In una città del futuro (Roma?) anche il Partito Unico della Classe Operaia è perfettamente integrato al “sistema”, in una società che impedisce ogni forma di dibattito e ogni tentativo di ribellione. Un gruppo di giovani cerca la protesta ma durante un’azione, Claude, uno dei giovani rivoluzionari, viene ucciso davanti a Marguerite, la sua ragazza. È Richard, senza volerlo, ad aver fornito informazioni alla polizia… Per dimostrare la sua buona fede, visto che i compagni lo sospettano di tradimento, Richard organizza una rischiosa azione terroristica. Ma quando è il momento di agire, in quello che dovrebbe essere il suo giorno di gloria, Richard è colto dalla paura e se ne resta tra le braccia di Marguerite. Senza di lui l’azione fallisce…

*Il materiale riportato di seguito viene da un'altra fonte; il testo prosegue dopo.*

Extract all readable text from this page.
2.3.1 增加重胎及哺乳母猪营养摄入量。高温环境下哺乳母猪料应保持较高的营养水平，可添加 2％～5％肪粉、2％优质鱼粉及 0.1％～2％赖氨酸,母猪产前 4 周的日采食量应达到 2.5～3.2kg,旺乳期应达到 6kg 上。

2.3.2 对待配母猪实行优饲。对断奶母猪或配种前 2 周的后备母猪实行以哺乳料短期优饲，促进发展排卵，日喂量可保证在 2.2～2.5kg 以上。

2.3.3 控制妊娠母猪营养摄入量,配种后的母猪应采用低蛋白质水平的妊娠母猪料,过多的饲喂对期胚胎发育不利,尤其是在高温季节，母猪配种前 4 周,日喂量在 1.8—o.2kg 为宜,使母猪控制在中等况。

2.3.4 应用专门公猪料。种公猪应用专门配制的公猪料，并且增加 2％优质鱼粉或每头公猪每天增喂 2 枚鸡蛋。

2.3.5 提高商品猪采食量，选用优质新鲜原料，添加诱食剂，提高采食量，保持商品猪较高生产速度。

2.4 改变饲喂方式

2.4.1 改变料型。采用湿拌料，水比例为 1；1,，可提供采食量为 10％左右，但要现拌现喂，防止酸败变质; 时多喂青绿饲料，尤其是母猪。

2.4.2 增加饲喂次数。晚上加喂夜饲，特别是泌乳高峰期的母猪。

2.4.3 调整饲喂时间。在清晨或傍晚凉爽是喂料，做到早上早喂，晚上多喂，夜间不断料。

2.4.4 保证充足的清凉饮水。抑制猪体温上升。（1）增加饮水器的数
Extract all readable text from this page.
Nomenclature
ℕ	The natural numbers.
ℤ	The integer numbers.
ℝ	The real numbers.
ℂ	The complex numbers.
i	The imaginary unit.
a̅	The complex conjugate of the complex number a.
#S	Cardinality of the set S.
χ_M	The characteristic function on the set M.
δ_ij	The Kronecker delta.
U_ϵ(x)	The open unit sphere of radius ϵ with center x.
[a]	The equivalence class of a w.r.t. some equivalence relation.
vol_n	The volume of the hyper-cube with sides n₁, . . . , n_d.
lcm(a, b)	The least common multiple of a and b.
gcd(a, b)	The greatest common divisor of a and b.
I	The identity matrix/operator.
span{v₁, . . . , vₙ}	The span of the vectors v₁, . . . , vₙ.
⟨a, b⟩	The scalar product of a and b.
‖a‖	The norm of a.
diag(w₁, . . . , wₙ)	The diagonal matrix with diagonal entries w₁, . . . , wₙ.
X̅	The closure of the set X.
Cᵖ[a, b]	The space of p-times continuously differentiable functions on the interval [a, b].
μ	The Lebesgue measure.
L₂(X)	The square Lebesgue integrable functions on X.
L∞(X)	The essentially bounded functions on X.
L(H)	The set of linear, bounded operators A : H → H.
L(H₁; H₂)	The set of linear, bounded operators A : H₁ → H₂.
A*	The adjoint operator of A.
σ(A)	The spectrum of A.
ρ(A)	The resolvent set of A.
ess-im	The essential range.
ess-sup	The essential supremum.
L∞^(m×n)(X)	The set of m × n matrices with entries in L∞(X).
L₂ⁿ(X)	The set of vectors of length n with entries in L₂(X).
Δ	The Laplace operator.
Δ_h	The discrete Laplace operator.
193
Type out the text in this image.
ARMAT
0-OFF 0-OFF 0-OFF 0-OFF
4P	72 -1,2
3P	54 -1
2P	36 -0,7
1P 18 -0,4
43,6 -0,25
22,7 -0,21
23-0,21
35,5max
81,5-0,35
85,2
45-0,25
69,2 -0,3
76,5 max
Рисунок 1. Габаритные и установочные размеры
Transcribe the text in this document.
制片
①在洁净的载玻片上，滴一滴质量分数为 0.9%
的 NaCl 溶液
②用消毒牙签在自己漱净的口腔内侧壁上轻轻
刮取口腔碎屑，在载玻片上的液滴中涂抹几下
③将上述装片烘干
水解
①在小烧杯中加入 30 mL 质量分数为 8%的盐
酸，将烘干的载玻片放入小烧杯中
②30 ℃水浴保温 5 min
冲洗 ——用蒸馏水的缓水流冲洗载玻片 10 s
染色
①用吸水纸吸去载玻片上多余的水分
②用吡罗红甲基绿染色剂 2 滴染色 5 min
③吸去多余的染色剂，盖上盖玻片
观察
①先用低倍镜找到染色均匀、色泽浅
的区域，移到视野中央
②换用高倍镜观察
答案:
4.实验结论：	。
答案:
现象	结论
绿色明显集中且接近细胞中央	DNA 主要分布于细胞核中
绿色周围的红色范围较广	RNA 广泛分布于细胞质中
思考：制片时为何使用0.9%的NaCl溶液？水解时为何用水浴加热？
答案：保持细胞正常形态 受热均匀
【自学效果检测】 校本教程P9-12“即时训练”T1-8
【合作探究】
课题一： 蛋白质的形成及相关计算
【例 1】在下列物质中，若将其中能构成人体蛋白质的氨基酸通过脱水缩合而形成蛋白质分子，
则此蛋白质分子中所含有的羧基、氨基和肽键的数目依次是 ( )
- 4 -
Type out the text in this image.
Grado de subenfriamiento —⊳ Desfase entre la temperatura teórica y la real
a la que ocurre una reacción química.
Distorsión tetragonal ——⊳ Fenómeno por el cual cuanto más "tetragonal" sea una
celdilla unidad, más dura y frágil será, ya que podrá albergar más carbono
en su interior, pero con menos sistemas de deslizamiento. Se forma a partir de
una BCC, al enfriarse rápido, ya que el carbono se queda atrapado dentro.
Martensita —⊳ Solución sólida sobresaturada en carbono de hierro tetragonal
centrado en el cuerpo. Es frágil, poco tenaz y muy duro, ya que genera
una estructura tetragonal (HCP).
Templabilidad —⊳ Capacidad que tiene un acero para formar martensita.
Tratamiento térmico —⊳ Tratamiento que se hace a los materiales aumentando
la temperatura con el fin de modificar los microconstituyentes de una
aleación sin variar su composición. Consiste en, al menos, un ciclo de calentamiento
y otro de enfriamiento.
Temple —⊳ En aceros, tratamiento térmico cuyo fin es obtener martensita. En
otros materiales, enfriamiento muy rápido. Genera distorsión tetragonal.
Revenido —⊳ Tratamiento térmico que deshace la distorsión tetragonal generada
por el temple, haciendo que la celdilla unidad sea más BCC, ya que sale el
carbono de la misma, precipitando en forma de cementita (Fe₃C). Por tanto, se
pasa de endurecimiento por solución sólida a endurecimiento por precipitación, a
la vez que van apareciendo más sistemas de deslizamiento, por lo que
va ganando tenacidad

“Andate al cinema per resistere, non rimanete passivi. Siamo contro gli inganni perché vogliamo la fantasia“: con queste parole Philippe Clementi si rivolge allo spettatore (scene prese in prestito da alcuni rush non montati del precedente film di Clementi realizzato con Bertolucci, Partner) nel prologo che introduce l’inizio del racconto. Cinema come discussione attiva dello spettatore, non più falsa illusione ma traguardo cosciente di sguardi tesi verso il cambiamento. Si cita Brecht, la sua falsa illusione, la possibilità attoriale di trascendere il personaggio dimostrandosi uomo che interpretata una figura che deve far ragionare lo spettatore. Film molto parlato, discusso e a nostro parere mai discutibile, che viene cadenzato da antefatti di un epilogo mostrato a priori. Si raccontano le storie e le riflessioni di alcuni ragazzi che comporranno il nucleo dell’operatività tanto vagheggiata e teorizzata ma mai intrapresa. Si passa alla “Lotta”, che in questo caso confina con il rapporto con altri piccoli gruppi di intervento, se ne discutono le modalità e con esso tutte le possibili enunciazioni didascaliche che accompagnano un intervento di azione diretta. Il tutto si chiude con il “Tradimento” dell’organizzatore dell’azione terroristica che preferisce ripararsi tra le braccia di una donna mentre i suoi compagni affrontano la disfatta dell’intero piano. Splendido questo finale nel quale, un uomo e una donna, partecipanti attivi dell’organizzazione del piano terroristico, si abbracciano mentre nel fuori campo si sentono le urla e gli spari di compagni portati all’intervento da loro stessi, che preferiscono amarsi e rifugiarsi tra il caldo corpo dell’amore anziché combattere per qualcosa che non riescono bene a decifrare. Sarà passione, sarà ardore e forse anche ribellione, ma l’infamia del loro tradimento si consolida nella dolce effusione di un amore. La frase di chiusura di Brecht, “Noi che abbiamo voluto sulla terra edificare la gentilezza non potemmo essere gentili”, apparsa attraverso una didascalia dopo il lunghissimo abbraccio reso sempre più carnale e protettivo dagli incessanti rumori bellici del fuori campo, è troppo classificatoria per una situazione di aperta discussione, ciò che manca è l’interrogazione che l’enunciato potrebbe sottintendere e, con esso, la forza che una simile domanda riuscirebbe ad avere nella coscienza di chi la legge dopo l’intensità di un simile abbraccio.